Here’s what the verse sounds like with guitar and bass:
The bass part is easy and fun to play, and there are a few slide to get that thick sound for the bass. Here, you will be using one finger the whole time, and you may want to play with a pick as Krist did in the band. It sounds much better. Begin the riff by placing your 1st finger on the seventh fret on the “E” string. Play accordingly, and simply slide to the third fret. Play that a few times, and then slide to the fifth fret. From there on out, you will just be playing the fifth fret on the “A” string, including the open “E” string notes.
Here’s what the chorus sounds like with guitar and bass:
The chorus to this riff has a few bends in it. Notice though that the first and third measures are identical, as are the second and fourth measures. Also, in the chorus realize that you are just playing the verse again, just not picked out. Knowing that, try to find a comfortable finger to bend with. Kurt used his 4th finger when playing this, but it MAY be easier to use your 3rd finger, as it is a little stronger usually. Bend to the sound on the audio, which is equal to a half bend.

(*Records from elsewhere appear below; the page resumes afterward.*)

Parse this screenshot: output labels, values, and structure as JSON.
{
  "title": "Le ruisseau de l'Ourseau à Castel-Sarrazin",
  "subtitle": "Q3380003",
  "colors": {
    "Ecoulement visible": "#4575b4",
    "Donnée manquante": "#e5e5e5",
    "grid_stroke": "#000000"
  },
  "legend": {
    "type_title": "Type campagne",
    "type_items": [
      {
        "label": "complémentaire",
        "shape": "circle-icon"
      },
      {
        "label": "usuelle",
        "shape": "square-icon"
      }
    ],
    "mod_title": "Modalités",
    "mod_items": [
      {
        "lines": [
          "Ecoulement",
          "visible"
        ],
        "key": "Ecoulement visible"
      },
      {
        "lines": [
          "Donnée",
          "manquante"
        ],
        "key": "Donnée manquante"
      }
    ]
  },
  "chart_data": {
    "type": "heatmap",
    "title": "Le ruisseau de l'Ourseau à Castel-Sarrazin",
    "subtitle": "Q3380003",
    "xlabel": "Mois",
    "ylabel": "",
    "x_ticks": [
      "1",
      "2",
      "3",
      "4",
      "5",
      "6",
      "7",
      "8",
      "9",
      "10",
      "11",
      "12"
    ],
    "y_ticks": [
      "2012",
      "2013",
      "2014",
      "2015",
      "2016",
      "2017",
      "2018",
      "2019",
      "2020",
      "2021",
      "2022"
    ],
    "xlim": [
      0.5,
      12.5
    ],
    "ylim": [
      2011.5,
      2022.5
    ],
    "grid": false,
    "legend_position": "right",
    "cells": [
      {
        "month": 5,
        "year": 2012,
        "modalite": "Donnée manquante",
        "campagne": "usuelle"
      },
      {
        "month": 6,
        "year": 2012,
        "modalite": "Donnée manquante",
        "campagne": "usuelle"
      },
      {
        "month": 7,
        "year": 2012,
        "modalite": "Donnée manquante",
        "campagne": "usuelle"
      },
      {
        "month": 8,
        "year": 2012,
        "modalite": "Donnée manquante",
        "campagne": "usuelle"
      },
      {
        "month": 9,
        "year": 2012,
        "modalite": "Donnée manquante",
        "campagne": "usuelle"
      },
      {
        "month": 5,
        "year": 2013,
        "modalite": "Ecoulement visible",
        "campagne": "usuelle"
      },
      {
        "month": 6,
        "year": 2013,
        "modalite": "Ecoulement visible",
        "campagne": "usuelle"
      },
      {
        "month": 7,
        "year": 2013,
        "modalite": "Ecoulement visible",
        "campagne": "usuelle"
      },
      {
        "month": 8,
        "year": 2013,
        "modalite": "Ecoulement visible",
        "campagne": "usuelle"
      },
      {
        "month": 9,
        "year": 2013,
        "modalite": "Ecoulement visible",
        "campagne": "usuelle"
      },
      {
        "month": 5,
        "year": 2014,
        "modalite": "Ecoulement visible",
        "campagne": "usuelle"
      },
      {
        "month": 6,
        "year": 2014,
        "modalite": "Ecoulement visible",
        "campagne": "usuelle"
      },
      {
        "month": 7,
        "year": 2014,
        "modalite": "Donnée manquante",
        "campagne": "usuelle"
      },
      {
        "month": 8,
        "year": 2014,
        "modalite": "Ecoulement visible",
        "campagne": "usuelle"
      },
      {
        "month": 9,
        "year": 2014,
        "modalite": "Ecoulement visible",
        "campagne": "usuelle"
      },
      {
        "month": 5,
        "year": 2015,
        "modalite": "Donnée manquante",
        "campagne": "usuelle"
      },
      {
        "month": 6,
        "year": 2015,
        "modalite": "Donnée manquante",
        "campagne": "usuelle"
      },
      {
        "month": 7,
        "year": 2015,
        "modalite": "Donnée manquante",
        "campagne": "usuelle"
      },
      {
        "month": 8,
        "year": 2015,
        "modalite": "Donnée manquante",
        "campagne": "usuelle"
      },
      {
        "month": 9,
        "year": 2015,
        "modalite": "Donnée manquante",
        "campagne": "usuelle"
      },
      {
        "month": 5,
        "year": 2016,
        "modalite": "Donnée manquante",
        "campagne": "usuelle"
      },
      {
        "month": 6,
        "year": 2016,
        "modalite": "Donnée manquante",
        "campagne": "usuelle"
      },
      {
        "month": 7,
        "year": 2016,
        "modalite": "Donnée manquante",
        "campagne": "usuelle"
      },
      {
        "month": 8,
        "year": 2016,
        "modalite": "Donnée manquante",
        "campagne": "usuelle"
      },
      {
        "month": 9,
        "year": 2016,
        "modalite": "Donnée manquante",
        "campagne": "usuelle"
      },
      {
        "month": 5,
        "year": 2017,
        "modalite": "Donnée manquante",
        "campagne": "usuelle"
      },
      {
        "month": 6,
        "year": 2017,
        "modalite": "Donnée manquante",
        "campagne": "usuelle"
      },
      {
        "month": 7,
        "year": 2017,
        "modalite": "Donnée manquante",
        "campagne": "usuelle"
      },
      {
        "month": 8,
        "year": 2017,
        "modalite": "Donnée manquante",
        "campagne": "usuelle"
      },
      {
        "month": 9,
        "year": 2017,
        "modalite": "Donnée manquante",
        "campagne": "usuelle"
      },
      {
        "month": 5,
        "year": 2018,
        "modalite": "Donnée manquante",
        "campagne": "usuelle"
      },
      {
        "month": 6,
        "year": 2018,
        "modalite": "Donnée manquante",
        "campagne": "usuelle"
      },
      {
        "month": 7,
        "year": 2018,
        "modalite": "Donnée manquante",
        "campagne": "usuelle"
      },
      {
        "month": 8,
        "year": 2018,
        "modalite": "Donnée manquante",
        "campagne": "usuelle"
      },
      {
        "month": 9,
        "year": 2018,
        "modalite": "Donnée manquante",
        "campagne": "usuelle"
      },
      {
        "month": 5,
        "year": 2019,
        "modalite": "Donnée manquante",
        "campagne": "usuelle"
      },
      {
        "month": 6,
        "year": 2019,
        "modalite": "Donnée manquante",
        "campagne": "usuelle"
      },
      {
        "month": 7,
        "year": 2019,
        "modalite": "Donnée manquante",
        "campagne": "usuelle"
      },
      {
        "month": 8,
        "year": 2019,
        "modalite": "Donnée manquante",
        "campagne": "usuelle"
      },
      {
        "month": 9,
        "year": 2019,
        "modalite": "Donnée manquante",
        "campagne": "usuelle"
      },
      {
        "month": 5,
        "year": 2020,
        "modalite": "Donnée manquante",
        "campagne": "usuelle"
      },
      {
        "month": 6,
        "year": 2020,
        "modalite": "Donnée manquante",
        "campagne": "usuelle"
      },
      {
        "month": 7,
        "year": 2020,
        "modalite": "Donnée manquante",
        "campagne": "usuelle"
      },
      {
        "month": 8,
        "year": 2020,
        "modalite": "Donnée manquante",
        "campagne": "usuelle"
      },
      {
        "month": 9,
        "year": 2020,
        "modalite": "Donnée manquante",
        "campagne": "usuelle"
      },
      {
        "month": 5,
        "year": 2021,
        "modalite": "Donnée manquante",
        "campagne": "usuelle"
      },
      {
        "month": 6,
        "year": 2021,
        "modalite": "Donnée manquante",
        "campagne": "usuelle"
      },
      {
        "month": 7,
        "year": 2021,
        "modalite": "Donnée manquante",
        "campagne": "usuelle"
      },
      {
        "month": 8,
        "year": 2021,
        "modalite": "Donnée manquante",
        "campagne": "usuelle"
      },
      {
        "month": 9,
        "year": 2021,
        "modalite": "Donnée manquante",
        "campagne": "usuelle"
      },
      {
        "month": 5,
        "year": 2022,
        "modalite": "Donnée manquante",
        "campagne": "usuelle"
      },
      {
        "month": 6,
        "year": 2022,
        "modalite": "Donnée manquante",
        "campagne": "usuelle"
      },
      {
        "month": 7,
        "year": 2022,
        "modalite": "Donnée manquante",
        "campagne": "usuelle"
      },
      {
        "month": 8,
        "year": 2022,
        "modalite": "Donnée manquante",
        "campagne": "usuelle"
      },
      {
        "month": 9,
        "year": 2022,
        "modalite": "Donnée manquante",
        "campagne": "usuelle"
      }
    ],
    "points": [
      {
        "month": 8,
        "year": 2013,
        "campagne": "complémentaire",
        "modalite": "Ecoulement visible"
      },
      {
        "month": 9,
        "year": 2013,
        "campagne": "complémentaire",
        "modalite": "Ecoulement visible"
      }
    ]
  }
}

The second and fourth measures are just like the fourth measure of the verse, but just as with above, you will be playing it in chord patterning, and bending the fourth fret again on the “G” string. Do that with your 2nd finger or 3rd finger this time as well.
The bass here also gives you some practice with bends. Really, you can use any finger to do this, so you won’t have any trouble playing the correct notes on the first or second measures. At the end of the second measure gives you a bit of a walking bass line, so you MAY want to use your 1st AND 2nd finger for this if you have trouble playing speedy.
The first and third measures here are identical, as are the second
and fourth. Here you will be bending and playing pull-offs. A pull-off
is nothing more than polar opposite of a hammer-on. That means that
you will go from a higher note to a lower note, only striking the first
note(s). Play the solo by placing your 1st finger on the seventh fret
on the “D” string. Next, you will quickly play the eighth
fret on the “B” string, then bend one full step. After you
have done that, you will need to use your 2nd finger to play the seventh
fret. You should hear the note change for the pull-off if you are playing
it briskly enough. End the measure by moving your 1st finger to the
fifth fret on the “D” string again, and then use your 2nd
or 3rd finger to bend the sixth fret on the “B” string one
full step as well.
For the second measure, try using only your 1st finger and your 4th
finger for this. Place your 1st finger on the “D” string
on the third fret, allowing the “A” string to play open.
Next, place your 4th finger on the fifth fret on the “B” string,
and quickly bend it one-half of a step. You can then just move your
1st finger to the third fret on the “B” string, and then
move it to the first fret on the same string. End the measure by pulling-off
from the first fret to its open “B” string note.